The BackShop Journal

A Gallery of Thoughts on Arts, Culture and Orthodox Christian Spirituality

Ferdinand (USA, 2017)

In spite of the fact that the gist of the story has already been told long ago, both in a 1936 book and a 1938 Disney short, Ferdinand has surprised many animated film lovers, especially with its impressive character animation and voice acting. From the very start of the movie, the animation done by Blue Sky Studios, whose most notable creation is the Ice Age series, is bound to galvanise the audience. The plot runs into some clichés in the second half of the film, but, overall, it emanates positive vibes and showcases formidable artistic talent.

Ferdinand is the story about a young bull who likes smelling flowers more than fighting. He runs away from the bull farm filled with peer bullies, and ends  up on a farm where he leads an idyllic country life with a girl and her father. When Ferdinand, already grown, decides to follow his masters to a flower festival in the near-by town, his size and strength condemns him to the return to the same coral. He amazes his old pugnacious buddies with his magnificent bulk, but everyone knows his weakness. Unlike other fighting bull wannabes, he is an incorrigible pacifist. All he has to do now is convince the others they cannot come out of the Madrid bullring alive.

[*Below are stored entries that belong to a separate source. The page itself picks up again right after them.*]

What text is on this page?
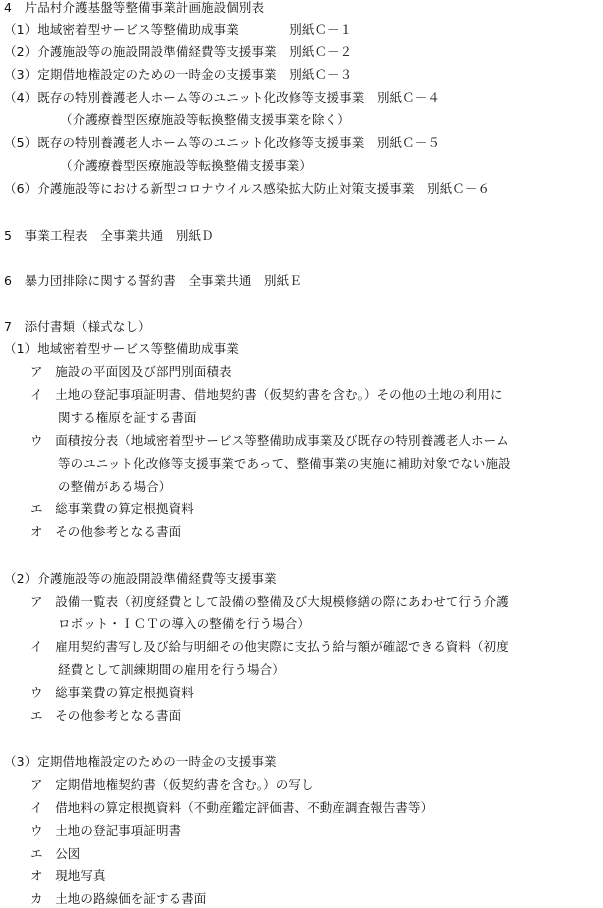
4　片品村介護基盤等整備事業計画施設個別表
（1）地域密着型サービス等整備助成事業　　　　別紙Ｃ－１
（2）介護施設等の施設開設準備経費等支援事業　別紙Ｃ－２
（3）定期借地権設定のための一時金の支援事業　別紙Ｃ－３
（4）既存の特別養護老人ホーム等のユニット化改修等支援事業　別紙Ｃ－４
（介護療養型医療施設等転換整備支援事業を除く）
（5）既存の特別養護老人ホーム等のユニット化改修等支援事業　別紙Ｃ－５
（介護療養型医療施設等転換整備支援事業）
（6）介護施設等における新型コロナウイルス感染拡大防止対策支援事業　別紙Ｃ－６
5　事業工程表　全事業共通　別紙Ｄ
6　暴力団排除に関する誓約書　全事業共通　別紙Ｅ
7　添付書類（様式なし）
（1）地域密着型サービス等整備助成事業
ア　施設の平面図及び部門別面積表
イ　土地の登記事項証明書、借地契約書（仮契約書を含む。）その他の土地の利用に
関する権原を証する書面
ウ　面積按分表（地域密着型サービス等整備助成事業及び既存の特別養護老人ホーム
等のユニット化改修等支援事業であって、整備事業の実施に補助対象でない施設
の整備がある場合）
エ　総事業費の算定根拠資料
オ　その他参考となる書面
（2）介護施設等の施設開設準備経費等支援事業
ア　設備一覧表（初度経費として設備の整備及び大規模修繕の際にあわせて行う介護
ロボット・ＩＣＴの導入の整備を行う場合）
イ　雇用契約書写し及び給与明細その他実際に支払う給与額が確認できる資料（初度
経費として訓練期間の雇用を行う場合）
ウ　総事業費の算定根拠資料
エ　その他参考となる書面
（3）定期借地権設定のための一時金の支援事業
ア　定期借地権契約書（仮契約書を含む。）の写し
イ　借地料の算定根拠資料（不動産鑑定評価書、不動産調査報告書等）
ウ　土地の登記事項証明書
エ　公図
オ　現地写真
カ　土地の路線価を証する書面
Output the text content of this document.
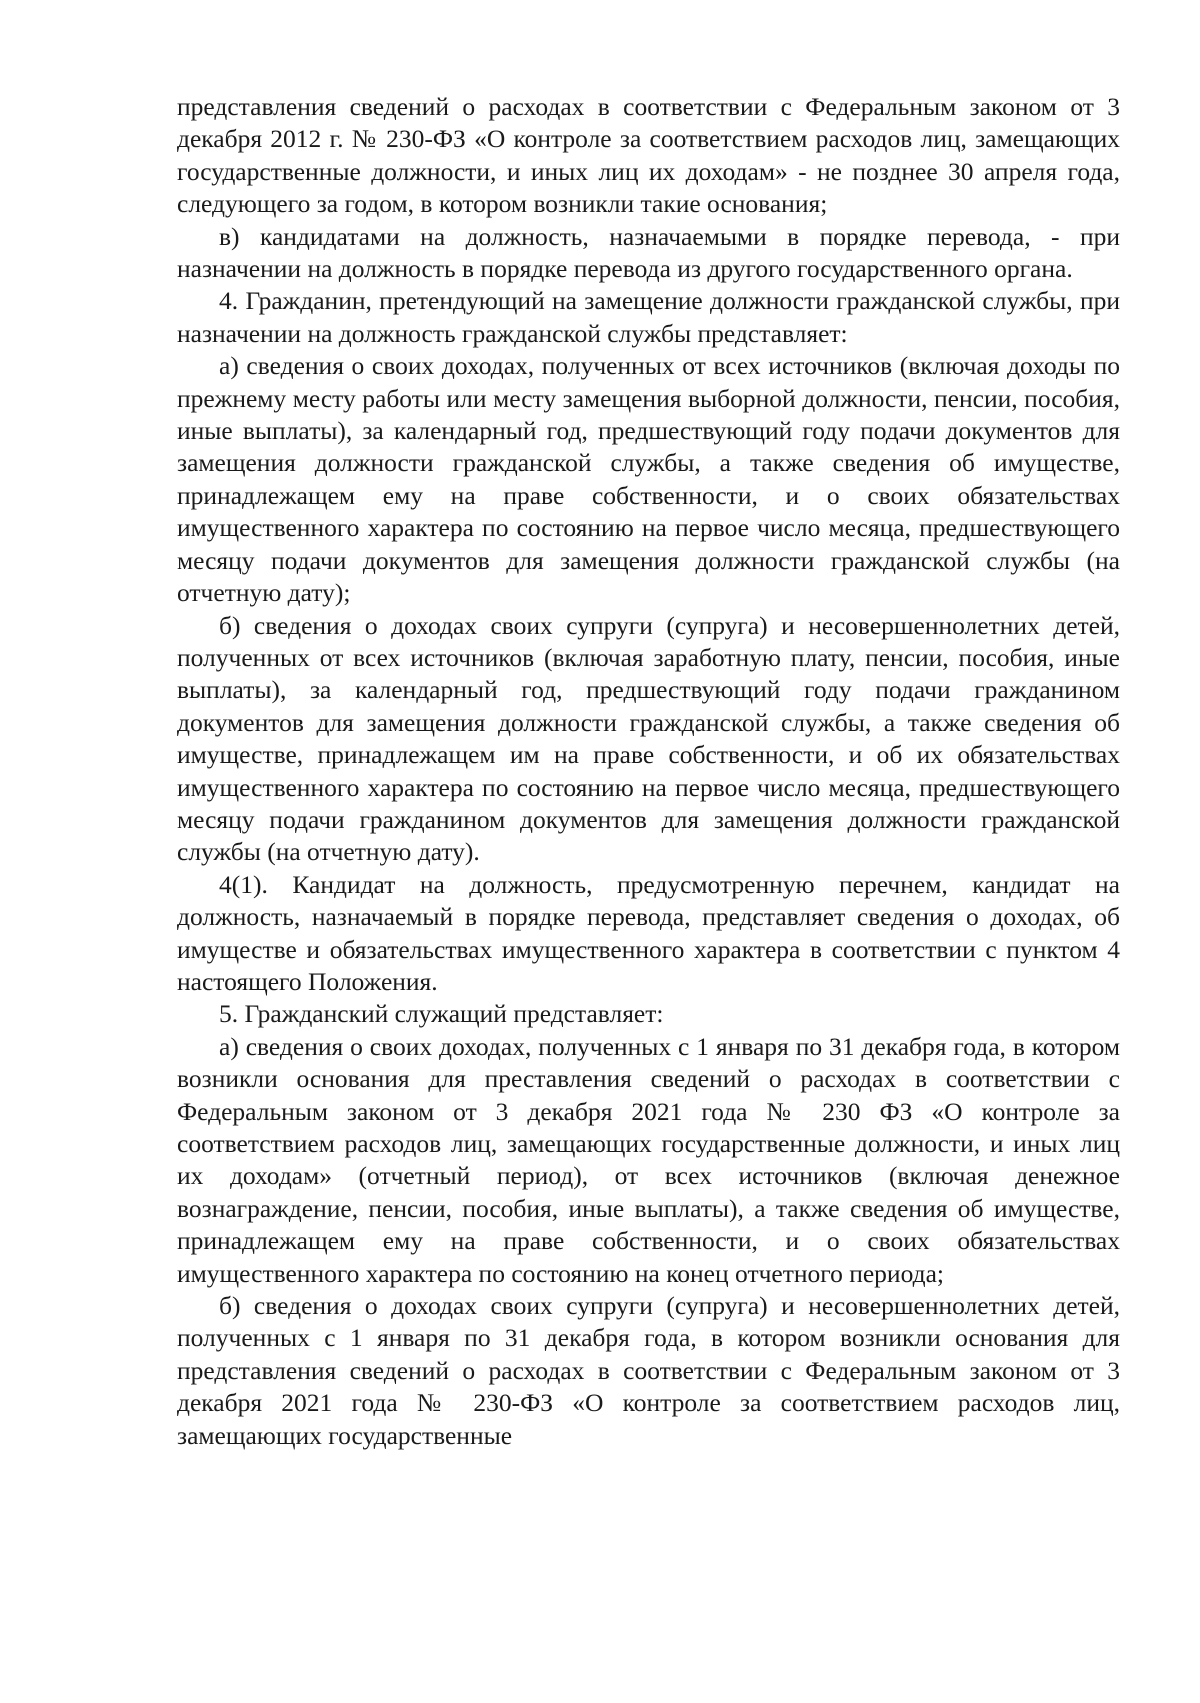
представления сведений о расходах в соответствии с Федеральным законом от 3 декабря 2012 г. № 230-ФЗ «О контроле за соответствием расходов лиц, замещающих государственные должности, и иных лиц их доходам» - не позднее 30 апреля года, следующего за годом, в котором возникли такие основания;

в) кандидатами на должность, назначаемыми в порядке перевода, - при назначении на должность в порядке перевода из другого государственного органа.

4. Гражданин, претендующий на замещение должности гражданской службы, при назначении на должность гражданской службы представляет:

а) сведения о своих доходах, полученных от всех источников (включая доходы по прежнему месту работы или месту замещения выборной должности, пенсии, пособия, иные выплаты), за календарный год, предшествующий году подачи документов для замещения должности гражданской службы, а также сведения об имуществе, принадлежащем ему на праве собственности, и о своих обязательствах имущественного характера по состоянию на первое число месяца, предшествующего месяцу подачи документов для замещения должности гражданской службы (на отчетную дату);

б) сведения о доходах своих супруги (супруга) и несовершеннолетних детей, полученных от всех источников (включая заработную плату, пенсии, пособия, иные выплаты), за календарный год, предшествующий году подачи гражданином документов для замещения должности гражданской службы, а также сведения об имуществе, принадлежащем им на праве собственности, и об их обязательствах имущественного характера по состоянию на первое число месяца, предшествующего месяцу подачи гражданином документов для замещения должности гражданской службы (на отчетную дату).

4(1). Кандидат на должность, предусмотренную перечнем, кандидат на должность, назначаемый в порядке перевода, представляет сведения о доходах, об имуществе и обязательствах имущественного характера в соответствии с пунктом 4 настоящего Положения.

5. Гражданский служащий представляет:

а) сведения о своих доходах, полученных с 1 января по 31 декабря года, в котором возникли основания для преставления сведений о расходах в соответствии с Федеральным законом от 3 декабря 2021 года № 230 ФЗ «О контроле за соответствием расходов лиц, замещающих государственные должности, и иных лиц их доходам» (отчетный период), от всех источников (включая денежное вознаграждение, пенсии, пособия, иные выплаты), а также сведения об имуществе, принадлежащем ему на праве собственности, и о своих обязательствах имущественного характера по состоянию на конец отчетного периода;

б) сведения о доходах своих супруги (супруга) и несовершеннолетних детей, полученных с 1 января по 31 декабря года, в котором возникли основания для представления сведений о расходах в соответствии с Федеральным законом от 3 декабря 2021 года № 230-ФЗ «О контроле за соответствием расходов лиц, замещающих государственные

The most impressive feature of the movie is its character animation. The forms and expression of all the faces and bodies, both animal and human, are truly admirable. The bulls' uncouth bodies seem to tell stories of their own. Each one of Ferdinand's fellows and supposed rivals is endowed with a distinct and recognisable personality in a single scene. Humans, especially the bull farm owner and the star matador, appear even more exaggerated in their facial features and behaviour than the expected stereotypes.

John Cena successfully provides the voice for the main protagonist. Even more masterly is the voice of the main horse character played by the German actor, musician and Youtube personality with an adequately comical name, Flula Borg. The outrageous horses with German accents are remarkable, hilarious sidekicks. I am predicting a spin-off here.

In the second part of the  story, the plot runs into an occasional redundant divertissement, but they do not ruin the overall impression of the film. The creation is bound to satisfy all non-cynical animation lovers not spoiled by the oversaturation of movie going. Both young and old.